In Chapter 3 we introduced the imagery debate, which concerns two different accounts of the architectural properties of mental images. One account, known as the depictive theory (Kosslyn, 1980, 1994; Kosslyn, Thompson, & Ganis, 2006), argues that we experience the visual properties of mental images because the format of these images is quasi-pictorial, and that they literally depict visual information.
The other account, propositional theory, proposes that images are not depictive, but instead describe visual properties using a logical or propositional representation (Pylyshyn, 1973, 1979b, 1981a, 2003b). It argues that the privileged properties of mental images proposed by Kosslyn and his colleagues are actually the result of the intentional fallacy: the spatial properties that Kosslyn assigns to the format of images should more properly be assigned to their contents.
The primary support for the depictive theory has come from relative complexity evidence collected from experiments on image scanning (Kosslyn, 1980) and mental rotation (Shepard & Cooper, 1982). This evidence generally shows a linear relationship between the time required to complete a task and a spatial property of an image transformation. For instance, as the distance between two locations on an image increases, so too does the time required to scan attention from one location to the other. Similarly, as the amount of rotation that must be applied to an image increases, so too does the time required to judge that the image is the same or different from another. Proponents of propositional theory have criticized these results by demonstrating that they are cognitively penetrable (Pylyshyn, 2003c): a change in tacit information eliminates the linear relationship between time and image transformation, which would not be possible if the depictive properties of mental images were primitive.

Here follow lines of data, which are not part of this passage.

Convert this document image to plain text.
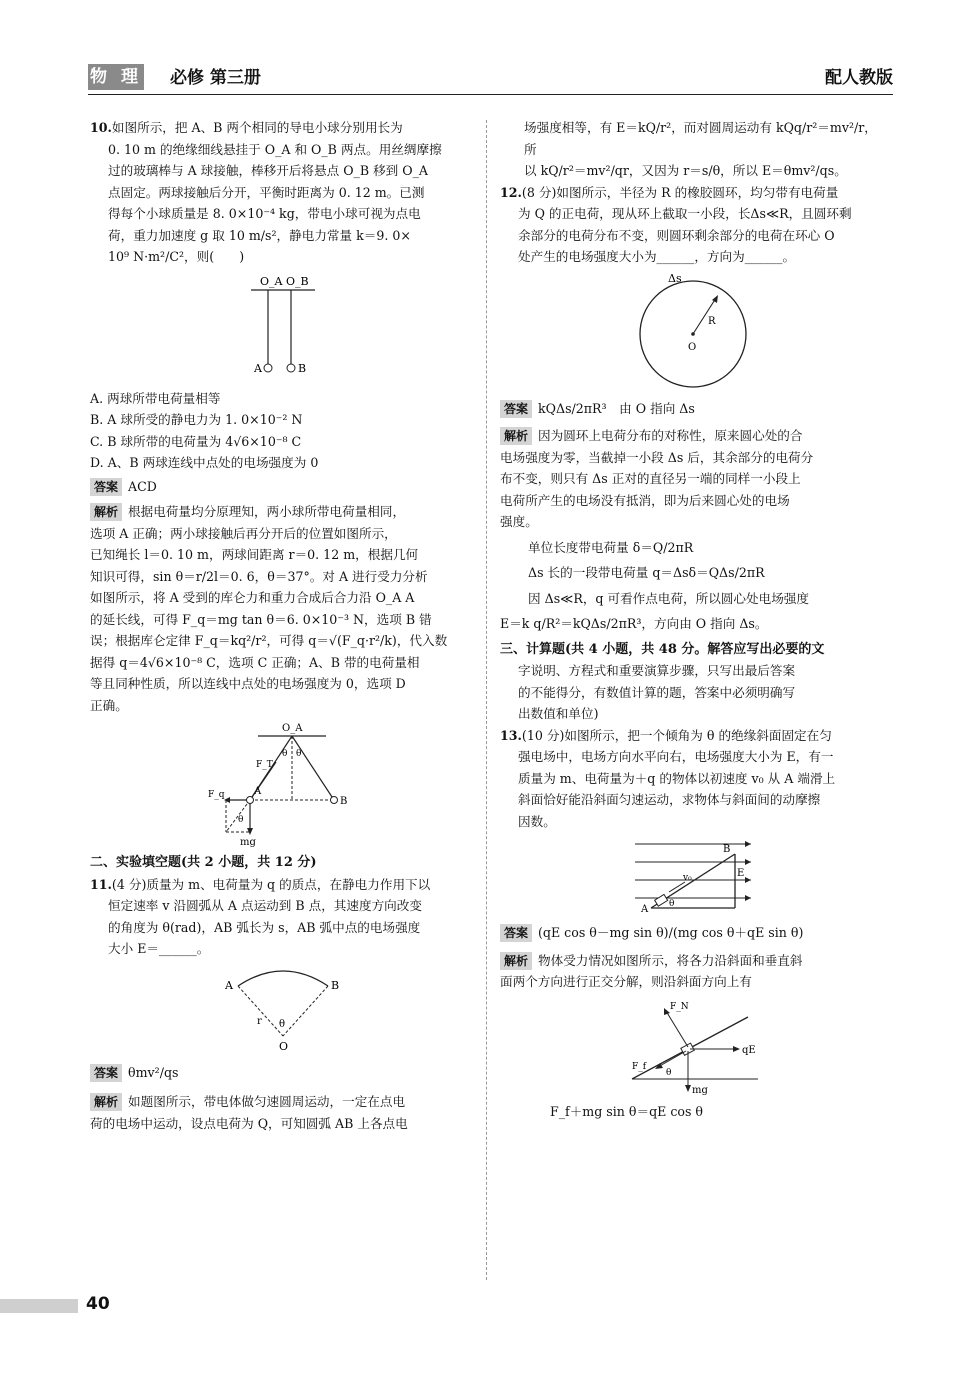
物 理 必修 第三册	配人教版

10.如图所示，把 A、B 两个相同的导电小球分别用长为

0. 10 m 的绝缘细线悬挂于 O_A 和 O_B 两点。用丝绸摩擦

过的玻璃棒与 A 球接触，棒移开后将悬点 O_B 移到 O_A

点固定。两球接触后分开，平衡时距离为 0. 12 m。已测

得每个小球质量是 8. 0×10⁻⁴ kg，带电小球可视为点电

荷，重力加速度 g 取 10 m/s²，静电力常量 k＝9. 0×

10⁹ N·m²/C²，则(　　)

O_A O_B
A	B

A. 两球所带电荷量相等

B. A 球所受的静电力为 1. 0×10⁻² N

C. B 球所带的电荷量为 4√6×10⁻⁸ C

D. A、B 两球连线中点处的电场强度为 0

答案 ACD

解析 根据电荷量均分原理知，两小球所带电荷量相同，

选项 A 正确；两小球接触后再分开后的位置如图所示，

已知绳长 l＝0. 10 m，两球间距离 r＝0. 12 m，根据几何

知识可得，sin θ＝r/2l＝0. 6，θ＝37°。对 A 进行受力分析

如图所示，将 A 受到的库仑力和重力合成后合力沿 O_A A

的延长线，可得 F_q＝mg tan θ＝6. 0×10⁻³ N，选项 B 错

误；根据库仑定律 F_q＝kq²/r²，可得 q＝√(F_q·r²/k)，代入数

据得 q＝4√6×10⁻⁸ C，选项 C 正确；A、B 带的电荷量相

等且同种性质，所以连线中点处的电场强度为 0，选项 D

正确。

O_A
F_T
θ θ
F_q	A
B
θ
mg

二、实验填空题(共 2 小题，共 12 分)

11.(4 分)质量为 m、电荷量为 q 的质点，在静电力作用下以

恒定速率 v 沿圆弧从 A 点运动到 B 点，其速度方向改变

的角度为 θ(rad)，AB 弧长为 s，AB 弧中点的电场强度

大小 E＝______。

A	B
r θ
O

答案 θmv²/qs

解析 如题图所示，带电体做匀速圆周运动，一定在点电

荷的电场中运动，设点电荷为 Q，可知圆弧 AB 上各点电

场强度相等，有 E＝kQ/r²，而对圆周运动有 kQq/r²＝mv²/r，所

以 kQ/r²＝mv²/qr，又因为 r＝s/θ，所以 E＝θmv²/qs。

12.(8 分)如图所示，半径为 R 的橡胶圆环，均匀带有电荷量

为 Q 的正电荷，现从环上截取一小段，长Δs≪R，且圆环剩

余部分的电荷分布不变，则圆环剩余部分的电荷在环心 O

处产生的电场强度大小为______，方向为______。

Δs
R
O

答案 kQΔs/2πR³　由 O 指向 Δs

解析 因为圆环上电荷分布的对称性，原来圆心处的合

电场强度为零，当截掉一小段 Δs 后，其余部分的电荷分

布不变，则只有 Δs 正对的直径另一端的同样一小段上

电荷所产生的电场没有抵消，即为后来圆心处的电场

强度。

单位长度带电荷量 δ＝Q/2πR

Δs 长的一段带电荷量 q＝Δsδ＝QΔs/2πR

因 Δs≪R，q 可看作点电荷，所以圆心处电场强度

E＝k q/R²＝kQΔs/2πR³，方向由 O 指向 Δs。

三、计算题(共 4 小题，共 48 分。解答应写出必要的文

字说明、方程式和重要演算步骤，只写出最后答案

的不能得分，有数值计算的题，答案中必须明确写

出数值和单位)

13.(10 分)如图所示，把一个倾角为 θ 的绝缘斜面固定在匀

强电场中，电场方向水平向右，电场强度大小为 E，有一

质量为 m、电荷量为＋q 的物体以初速度 v₀ 从 A 端滑上

斜面恰好能沿斜面匀速运动，求物体与斜面间的动摩擦

因数。

B
E
v₀
A θ

答案 (qE cos θ－mg sin θ)/(mg cos θ＋qE sin θ)

解析 物体受力情况如图所示，将各力沿斜面和垂直斜

面两个方向进行正交分解，则沿斜面方向上有

F_N
qE
F_f
θ
mg

F_f＋mg sin θ＝qE cos θ

40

If a process such as image scanning is cognitively penetrable, then this means that subjects have the choice not to take the time to scan attention across the image. But this raises a further question: “Why should people persist on using this method when scanning entirely in their imagination where the laws of physics and the principles of spatial scanning do not apply (since there is no real space)?” (Pylyshyn, 2003b, p. 309). Pylyshyn’s theory of visual cognition provides a possible answer to this question that is intriguing, because it appeals to a key proposal of the embodied approach: cognitive scaffolding.
Pylyshyn’s scaffolding approach to mental imagery was inspired by a general research paradigm that investigated whether visual processing and mental imagery shared mechanisms. In such studies, subjects superimpose a mental image over other information that is presented visually, in order to see whether the different sources of information can interact, for instance by producing a visual illusion (Bernbaum &Chung, 1981; Finke&Schmidt, 1977; Goryo, Robinson,&Wilson, 1984; Ohkuma, 1986). This inspired what Pylyshyn (2007) called the index projection hypothesis. This hypothesis brings Pylyshyn’s theory of visual cognition into contact with embodied cognitive science, because it invokes cognitive scaffolding via the visual world.
According to the index projection hypothesis, mental images are scaffolded by visual indices that are assigned to real world (i.e., to visually present) entities. For instance, consider Pylyshyn’s (2003b) application of the index projection hypothesis to the mental map paradigm used to study image scanning:
If, for example, you imagine the map used to study mental scanning superimposed over one of the walls in the room you are in, you can use the visual features of the wall to anchor various objects in the imagined map. In this case, the increase in time it takes to access information from loci that are further apart is easily explained since the ‘images,’ or, more neutrally, ‘thoughts’ of these objects are actually located further apart. (Pylyshyn, 2003b, p. 376, p. 374)
In other words, the spatial properties revealed in mental scanning studies are not due to mental images per se, but instead arise from “the real spatial nature of the sensory world onto which they are ‘projected’” (p. 374).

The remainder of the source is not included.